DataStax has opened the repository and code under an Apache License and has begun a conversation to donate components directly to Apache Cassandra project, McFadin added.
Beyond cass-operator, DataStax also released a Management API “sidecar” for Cassandra, which McFadin said, “brings Cassandra closer to how Kubernetes wants to work.”
DataStax Eyes Cloud-Native, Data Control Plane for Kubernetes
While the cloud-native wave of app development also means the ability to access data everywhere easily, DataStax engineers felt there was a piece missing: A “highly-available, high-performing distributed NoSQL database was needed,” according to Ramji.
One tech analyst agreed on the need to fill in this gap facing cloud-native developers.
“Kubernetes has emerged as the global standard for deploying, scaling, and managing cloud-first, stateless application workloads,” noted Omedia analyst Bradley Shimmin.
“Yet, Kubernetes alone cannot grant this same ease of deployment and scale to the underlying, stateful data stores that power cloud-first applications. What's missing? An extension to Kubernetes built by an open community of database, cloud, and app providers that can bring data more fully into the containerization fold. All efforts along these lines will greatly simplify and speed time to market,” his statement added.
The thinking is to combine Cassandra, which has proven to be a robust database for scale-out data with Kubernetes. The result, Ramji added, will be that enterprises and users will be able to leverage a consistent scale-out stack for compute and data.
“Wherever Kubernetes goes, Cassandra needs to follow,” continued Ramji.
“We know Kubernetes is changing the world and that Cassandra is one of the most proven open-source, scale-out databases. Using them together is the way to build modern, cloud-scale applications. It's our goal to release open-source code, early and often, that makes Cassandra easier for users.”
The addition of the Kubernetes operator “will help enterprises succeed with mission-critical, cloud-native deployments irrespective of the scale, infrastructure, or data model requirements," added Ed Anuff, DataStax chief product officer.
Beyond the open source Kubernetes operator project, DataStax Enterprise 6.8 enables data sharing between containers for data managed with DSE. “Enterprises can now benefit from a robust integration of a Management API and Kubernetes tooling that experienced operators rely on.

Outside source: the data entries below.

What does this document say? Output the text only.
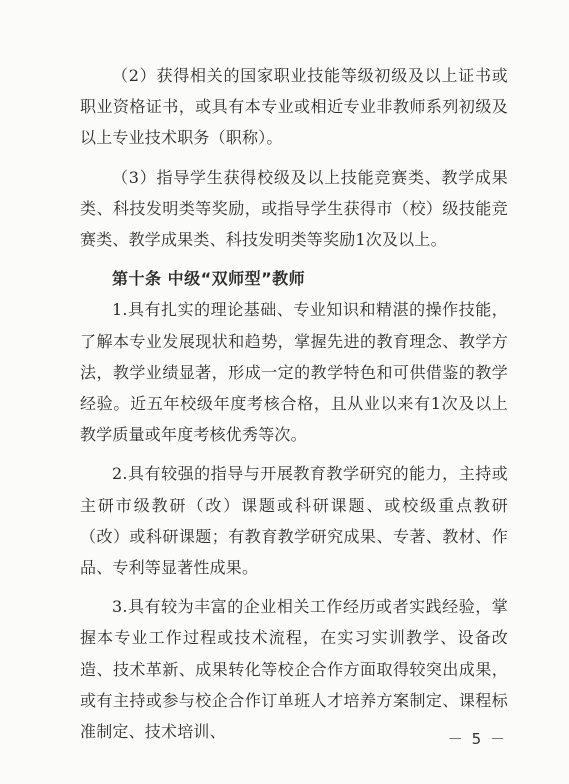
（2）获得相关的国家职业技能等级初级及以上证书或职业资格证书，或具有本专业或相近专业非教师系列初级及以上专业技术职务（职称）。

（3）指导学生获得校级及以上技能竞赛类、教学成果类、科技发明类等奖励，或指导学生获得市（校）级技能竞赛类、教学成果类、科技发明类等奖励1次及以上。

第十条 中级“双师型”教师

1.具有扎实的理论基础、专业知识和精湛的操作技能，了解本专业发展现状和趋势，掌握先进的教育理念、教学方法，教学业绩显著，形成一定的教学特色和可供借鉴的教学经验。近五年校级年度考核合格，且从业以来有1次及以上教学质量或年度考核优秀等次。

2.具有较强的指导与开展教育教学研究的能力，主持或主研市级教研（改）课题或科研课题、或校级重点教研（改）或科研课题；有教育教学研究成果、专著、教材、作品、专利等显著性成果。

3.具有较为丰富的企业相关工作经历或者实践经验，掌握本专业工作过程或技术流程，在实习实训教学、设备改造、技术革新、成果转化等校企合作方面取得较突出成果，或有主持或参与校企合作订单班人才培养方案制定、课程标准制定、技术培训、	－ 5 －
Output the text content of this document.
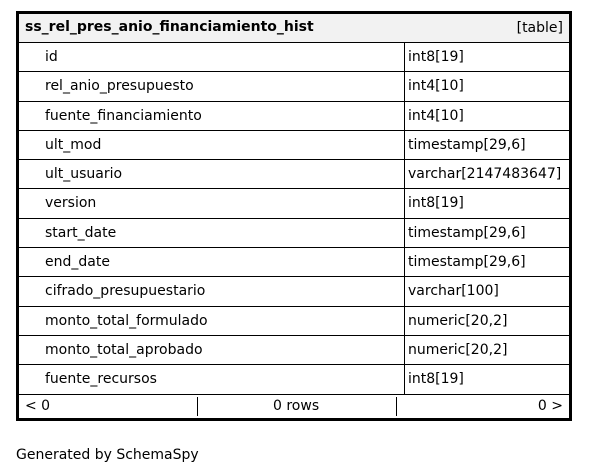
ss_rel_pres_anio_financiamiento_hist	[table]
id	int8[19]
rel_anio_presupuesto	int4[10]
fuente_financiamiento	int4[10]
ult_mod	timestamp[29,6]
ult_usuario	varchar[2147483647]
version	int8[19]
start_date	timestamp[29,6]
end_date	timestamp[29,6]
cifrado_presupuestario	varchar[100]
monto_total_formulado	numeric[20,2]
monto_total_aprobado	numeric[20,2]
fuente_recursos	int8[19]
< 0	0 rows	0 >
Generated by SchemaSpy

Users can start, stop, recover, scale, and back up DSE nodes through Kubernetes, simplifying cloud-native application development and deployment,” officials noted.
DataStax Innovation in Partnership with Leading Players
DataStax is working alongside Orange, Target, Sky and other teams in the Cassandra community.

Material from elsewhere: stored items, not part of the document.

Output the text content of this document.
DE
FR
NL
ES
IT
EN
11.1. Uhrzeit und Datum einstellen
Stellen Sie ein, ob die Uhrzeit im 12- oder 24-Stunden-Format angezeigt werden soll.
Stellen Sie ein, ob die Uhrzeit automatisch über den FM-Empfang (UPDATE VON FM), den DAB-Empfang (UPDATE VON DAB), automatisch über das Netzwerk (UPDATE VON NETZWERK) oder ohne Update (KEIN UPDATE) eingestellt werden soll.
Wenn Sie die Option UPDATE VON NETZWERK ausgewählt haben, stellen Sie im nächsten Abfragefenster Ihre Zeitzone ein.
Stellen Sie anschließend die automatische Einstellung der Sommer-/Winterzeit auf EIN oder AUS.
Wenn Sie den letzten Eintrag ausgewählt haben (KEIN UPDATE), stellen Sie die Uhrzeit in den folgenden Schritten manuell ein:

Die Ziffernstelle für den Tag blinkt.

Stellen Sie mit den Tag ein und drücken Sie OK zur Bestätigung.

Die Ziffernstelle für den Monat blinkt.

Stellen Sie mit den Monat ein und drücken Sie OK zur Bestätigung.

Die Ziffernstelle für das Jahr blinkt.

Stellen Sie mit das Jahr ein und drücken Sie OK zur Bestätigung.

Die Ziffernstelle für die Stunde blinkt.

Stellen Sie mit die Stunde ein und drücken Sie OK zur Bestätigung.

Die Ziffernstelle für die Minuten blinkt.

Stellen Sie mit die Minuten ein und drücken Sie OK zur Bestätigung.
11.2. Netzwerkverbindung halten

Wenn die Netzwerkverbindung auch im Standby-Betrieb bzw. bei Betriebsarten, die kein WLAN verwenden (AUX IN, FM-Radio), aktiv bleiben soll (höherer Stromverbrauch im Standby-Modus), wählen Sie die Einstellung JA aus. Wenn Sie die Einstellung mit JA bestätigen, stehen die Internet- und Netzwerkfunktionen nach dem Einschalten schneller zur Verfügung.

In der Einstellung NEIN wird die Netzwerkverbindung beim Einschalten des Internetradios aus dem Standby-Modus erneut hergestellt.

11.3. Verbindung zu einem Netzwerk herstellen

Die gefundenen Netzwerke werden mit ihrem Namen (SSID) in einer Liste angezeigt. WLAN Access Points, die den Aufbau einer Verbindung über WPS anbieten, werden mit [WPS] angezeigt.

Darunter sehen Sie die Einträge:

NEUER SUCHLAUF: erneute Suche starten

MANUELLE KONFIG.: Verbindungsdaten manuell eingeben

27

Mansoor Fazil, Head of Global Video Platforms at Sky, said of the partnership for cass-operator, “We are super excited to be partnering with DataStax on building an open-source Cassandra operator for Kubernetes. We hope together we find the operator of choice for the wider Cassandra community.”
The Kubernetes Operator for Apache Cassandra can be downloaded here from GitHub.
DataStax is also using Kubernetes Operator for Apache Cassandra in its DataStax Astra, database-as-a-service (DBaaS) built on Cassandra.
DataStax provides its scalable, highly available, cloud-native NoSQL data platform built on Apache Cassandra, used by many enterprises, including Capital One, Cisco, Comcast, Delta Airlines, McDonald’s, and Walmart.